Durante aquel segundo viaje recorrió de nuevo Europa con su apariencia de sabio despistado, con esa sonrisa típica de los turistas japoneses que ya empezaban a llenar los aeropuertos, los museos y las plazas de toros. Había dejado de ser el personaje odiado, el aliado de Hitler, el que desencadenó la guerra del Pacífico y llevó la destrucción a Asia. Ya no era el criminal que envió a los prisioneros aliados a los campos de exterminio y de tortura. Se había transformado en un anciano inofensivo, un científico aficionado a las criaturas del mar. La deificación del emperador había pasado a la historia, y los conductores de los autobuses japoneses ya no obligaban a los pasajeros a inclinarse cada vez que pasaban al lado del Palacio Imperial. La policía no limpiaba las calles o forzaba a las amas de casa a cerrar las ventanas al paso del «hijo del cielo». Los militares no se cuadraban ya cada vez que alguien pronunciaba su divino nombre. Todo eso se terminó con la II Guerra Mundial.
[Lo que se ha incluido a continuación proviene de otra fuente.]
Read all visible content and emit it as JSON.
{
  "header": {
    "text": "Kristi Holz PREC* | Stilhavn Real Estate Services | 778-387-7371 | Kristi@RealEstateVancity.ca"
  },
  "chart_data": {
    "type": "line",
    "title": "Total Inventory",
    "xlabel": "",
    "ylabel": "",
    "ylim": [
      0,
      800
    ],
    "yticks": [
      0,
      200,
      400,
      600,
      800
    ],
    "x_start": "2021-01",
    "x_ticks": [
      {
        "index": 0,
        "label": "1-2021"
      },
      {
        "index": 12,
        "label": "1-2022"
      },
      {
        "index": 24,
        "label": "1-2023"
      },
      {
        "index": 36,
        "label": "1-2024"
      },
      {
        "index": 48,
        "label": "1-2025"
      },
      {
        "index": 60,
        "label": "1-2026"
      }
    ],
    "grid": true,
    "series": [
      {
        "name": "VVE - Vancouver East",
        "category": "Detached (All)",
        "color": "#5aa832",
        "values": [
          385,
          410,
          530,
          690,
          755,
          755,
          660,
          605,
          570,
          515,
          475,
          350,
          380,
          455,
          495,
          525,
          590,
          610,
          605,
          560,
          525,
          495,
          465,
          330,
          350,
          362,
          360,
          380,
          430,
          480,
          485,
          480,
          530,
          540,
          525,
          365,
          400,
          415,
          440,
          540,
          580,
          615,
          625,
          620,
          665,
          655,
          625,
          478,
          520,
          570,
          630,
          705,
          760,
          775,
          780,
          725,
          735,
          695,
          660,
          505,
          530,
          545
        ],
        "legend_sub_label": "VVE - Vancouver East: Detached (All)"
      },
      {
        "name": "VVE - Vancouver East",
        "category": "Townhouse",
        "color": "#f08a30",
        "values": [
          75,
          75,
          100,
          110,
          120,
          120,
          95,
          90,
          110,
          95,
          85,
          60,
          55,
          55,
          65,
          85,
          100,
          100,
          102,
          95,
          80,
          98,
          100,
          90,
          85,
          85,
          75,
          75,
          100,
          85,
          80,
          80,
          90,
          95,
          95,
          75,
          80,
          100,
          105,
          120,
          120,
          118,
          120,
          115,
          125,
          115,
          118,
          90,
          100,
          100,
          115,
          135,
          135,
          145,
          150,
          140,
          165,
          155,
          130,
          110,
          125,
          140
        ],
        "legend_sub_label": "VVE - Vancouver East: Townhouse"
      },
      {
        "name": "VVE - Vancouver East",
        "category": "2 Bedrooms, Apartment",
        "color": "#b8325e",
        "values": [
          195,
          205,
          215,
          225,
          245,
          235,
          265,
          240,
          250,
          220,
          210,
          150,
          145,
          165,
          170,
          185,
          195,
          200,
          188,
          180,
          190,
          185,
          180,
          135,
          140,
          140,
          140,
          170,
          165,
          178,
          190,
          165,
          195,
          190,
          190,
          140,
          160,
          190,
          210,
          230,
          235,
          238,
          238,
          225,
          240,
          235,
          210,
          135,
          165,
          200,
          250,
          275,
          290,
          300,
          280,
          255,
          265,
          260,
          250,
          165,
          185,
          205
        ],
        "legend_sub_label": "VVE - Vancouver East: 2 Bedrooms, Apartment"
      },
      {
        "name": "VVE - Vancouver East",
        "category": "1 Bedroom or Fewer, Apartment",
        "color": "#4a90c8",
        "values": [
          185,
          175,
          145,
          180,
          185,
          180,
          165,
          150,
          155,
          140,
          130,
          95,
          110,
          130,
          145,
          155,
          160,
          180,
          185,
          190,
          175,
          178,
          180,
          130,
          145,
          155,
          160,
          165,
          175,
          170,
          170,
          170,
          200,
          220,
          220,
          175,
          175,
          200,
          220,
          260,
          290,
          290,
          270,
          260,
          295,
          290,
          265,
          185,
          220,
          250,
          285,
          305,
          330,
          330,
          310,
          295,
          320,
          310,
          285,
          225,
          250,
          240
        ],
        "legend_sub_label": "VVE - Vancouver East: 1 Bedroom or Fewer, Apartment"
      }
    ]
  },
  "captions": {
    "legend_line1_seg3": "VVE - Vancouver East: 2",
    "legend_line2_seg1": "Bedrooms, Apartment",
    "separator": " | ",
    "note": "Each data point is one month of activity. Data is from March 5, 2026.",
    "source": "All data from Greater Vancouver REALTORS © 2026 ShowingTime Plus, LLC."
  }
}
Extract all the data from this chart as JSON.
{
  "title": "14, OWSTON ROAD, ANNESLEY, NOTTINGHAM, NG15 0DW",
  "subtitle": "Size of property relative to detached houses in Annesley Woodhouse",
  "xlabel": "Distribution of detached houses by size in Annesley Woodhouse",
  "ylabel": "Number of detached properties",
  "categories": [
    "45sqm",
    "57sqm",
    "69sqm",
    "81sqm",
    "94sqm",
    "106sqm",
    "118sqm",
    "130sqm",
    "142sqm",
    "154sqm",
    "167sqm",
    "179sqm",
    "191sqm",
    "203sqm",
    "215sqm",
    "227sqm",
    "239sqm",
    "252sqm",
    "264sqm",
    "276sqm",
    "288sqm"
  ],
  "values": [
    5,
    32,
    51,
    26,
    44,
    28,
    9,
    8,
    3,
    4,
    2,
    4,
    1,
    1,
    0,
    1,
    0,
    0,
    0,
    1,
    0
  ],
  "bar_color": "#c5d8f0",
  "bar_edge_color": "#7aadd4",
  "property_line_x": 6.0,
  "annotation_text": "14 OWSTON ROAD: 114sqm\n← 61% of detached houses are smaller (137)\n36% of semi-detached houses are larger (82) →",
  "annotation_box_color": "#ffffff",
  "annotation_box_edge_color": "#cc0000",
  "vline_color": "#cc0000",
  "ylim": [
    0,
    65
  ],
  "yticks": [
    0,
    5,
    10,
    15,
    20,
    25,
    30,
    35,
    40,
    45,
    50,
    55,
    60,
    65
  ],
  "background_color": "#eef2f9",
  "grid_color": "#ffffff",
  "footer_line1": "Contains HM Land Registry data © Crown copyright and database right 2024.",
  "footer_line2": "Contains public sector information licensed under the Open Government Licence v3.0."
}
Nyoizekan Hasegawa escribió: «Creímos, con una fe ciega, que podíamos triunfar con las armas y la táctica científica, gracias a nuestra voluntad mística. La fe en la intuición, característica del pueblo japonés, impidió nuestro conocimiento objetivo del mundo». Es un perfecto epitafio para Pearl Harbor y las miserias y crueldades de la guerra mundial. Yukio Mishima, el moderno samurái, el poeta hipernacionalista que se suicidó con su sable en la terraza del Ministerio de Defensa, vestido de uniforme militar y mirando hacia el Palacio Imperial, decía que todo en la vida eran pompas de jabón. Las mujeres, el dinero, la fama. Los reflejos de las pompas de jabón son el mundo en el que vivimos. Un mundo en el que se había perdido el norte una vez derrotados los sueños de gloria.
En cuanto al emperador, tras un breve disfrute de las efímeras delicias de la libertad tuvo que regresar a su jaula de oro para representar el papel que le había asignado la tradición del mikado.